Add owned data buffer to EncodedImage

Bug: webrtc:9378
Change-Id: I6a66b9301cbadf1d6517bf7a96028099970a20a3
Reviewed-on: https://webrtc-review.googlesource.com/c/117964
Commit-Queue: Niels Moller <nisse@webrtc.org>
Reviewed-by: Philip Eliasson <philipel@webrtc.org>
Reviewed-by: Karl Wiberg <kwiberg@webrtc.org>
Cr-Commit-Position: refs/heads/master@{#26585}
diff --git a/api/media_transport_interface.cc b/api/media_transport_interface.cc
index 571e82b..63d7ea1 100644
--- a/api/media_transport_interface.cc
+++ b/api/media_transport_interface.cc
@@ -74,33 +74,10 @@
       referenced_frame_ids_(std::move(referenced_frame_ids)) {}
 
 MediaTransportEncodedVideoFrame& MediaTransportEncodedVideoFrame::operator=(
-    const MediaTransportEncodedVideoFrame& o) {
-  payload_type_ = o.payload_type_;
-  encoded_image_ = o.encoded_image_;
-  encoded_data_ = o.encoded_data_;
-  frame_id_ = o.frame_id_;
-  referenced_frame_ids_ = o.referenced_frame_ids_;
-  if (!encoded_data_.empty()) {
-    // We own the underlying data.
-    encoded_image_.set_buffer(encoded_data_.data(), encoded_data_.size());
-  }
-  return *this;
-}
+    const MediaTransportEncodedVideoFrame&) = default;
 
 MediaTransportEncodedVideoFrame& MediaTransportEncodedVideoFrame::operator=(
-    MediaTransportEncodedVideoFrame&& o) {
-  payload_type_ = o.payload_type_;
-  encoded_image_ = o.encoded_image_;
-  encoded_data_ = std::move(o.encoded_data_);
-  frame_id_ = o.frame_id_;
-  referenced_frame_ids_ = std::move(o.referenced_frame_ids_);
-  if (!encoded_data_.empty()) {
-    // We take over ownership of the underlying data.
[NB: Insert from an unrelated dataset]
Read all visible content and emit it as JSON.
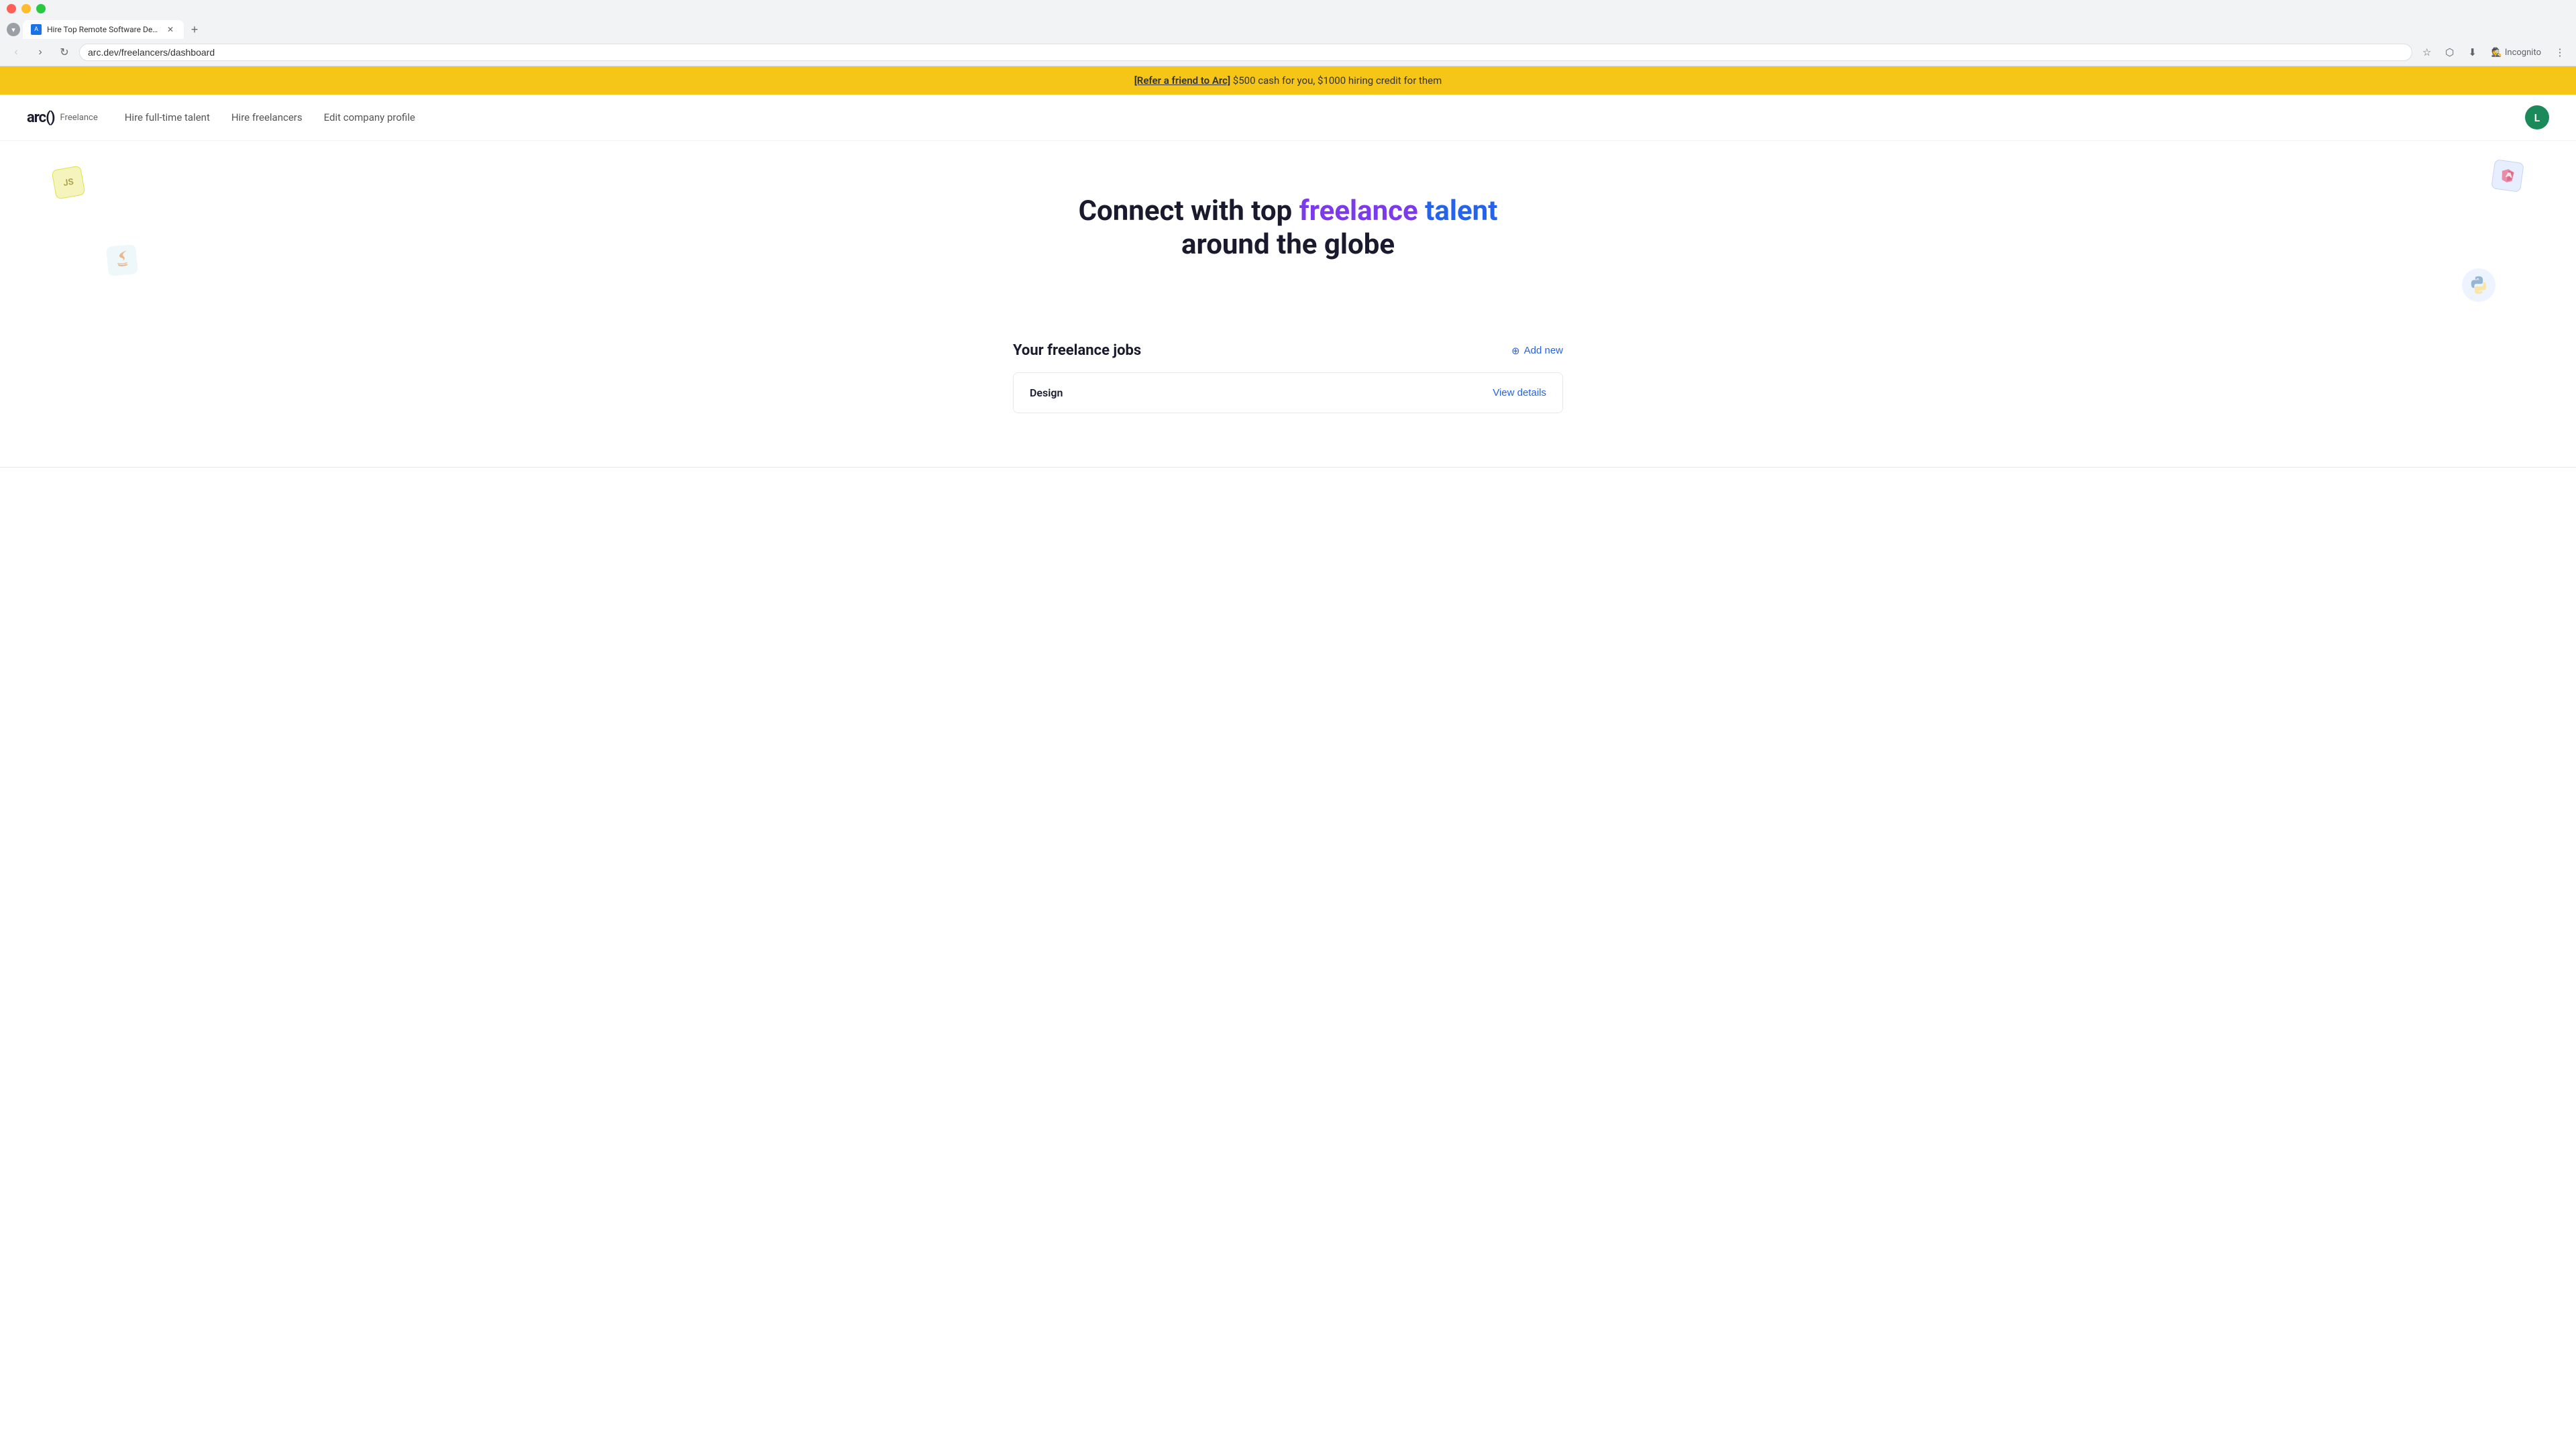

-    encoded_image_.set_buffer(encoded_data_.data(), encoded_data_.size());
-    o.encoded_image_.set_buffer(nullptr, 0);
-  }
-  return *this;
-}
+    MediaTransportEncodedVideoFrame&&) = default;
 
 MediaTransportEncodedVideoFrame::MediaTransportEncodedVideoFrame(
     const MediaTransportEncodedVideoFrame& o)
@@ -114,14 +91,6 @@
   *this = std::move(o);
 }
 
-void MediaTransportEncodedVideoFrame::Retain() {
-  if (encoded_image_.data() && encoded_data_.empty()) {
-    encoded_data_ = std::vector<uint8_t>(
-        encoded_image_.data(), encoded_image_.data() + encoded_image_.size());
-    encoded_image_.set_buffer(encoded_data_.data(), encoded_image_.size());
-  }
-}
-
 SendDataParams::SendDataParams() = default;
 SendDataParams::SendDataParams(const SendDataParams&) = default;
 
diff --git a/api/media_transport_interface.h b/api/media_transport_interface.h
index 1266000..5cd2923 100644
--- a/api/media_transport_interface.h
+++ b/api/media_transport_interface.h
@@ -204,23 +204,20 @@
     return referenced_frame_ids_;
   }
 
-  // Hack to workaround lack of ownership of the encoded_image_._buffer. If we
+  // Hack to workaround lack of ownership of the EncodedImage buffer. If we
   // don't already own the underlying data, make a copy.
-  void Retain();
+  void Retain() { encoded_image_.Retain(); }
 
  private:
   MediaTransportEncodedVideoFrame();
 
   int payload_type_;
 
-  // The buffer is not owned by the encoded image. On the sender it means that
-  // it will need to make a copy using the Retain() method, if it wants to
+  // The buffer is not always owned by the encoded image. On the sender it means
+  // that it will need to make a copy using the Retain() method, if it wants to
   // deliver it asynchronously.
   webrtc::EncodedImage encoded_image_;
 
-  // If non-empty, this is the data for the encoded image.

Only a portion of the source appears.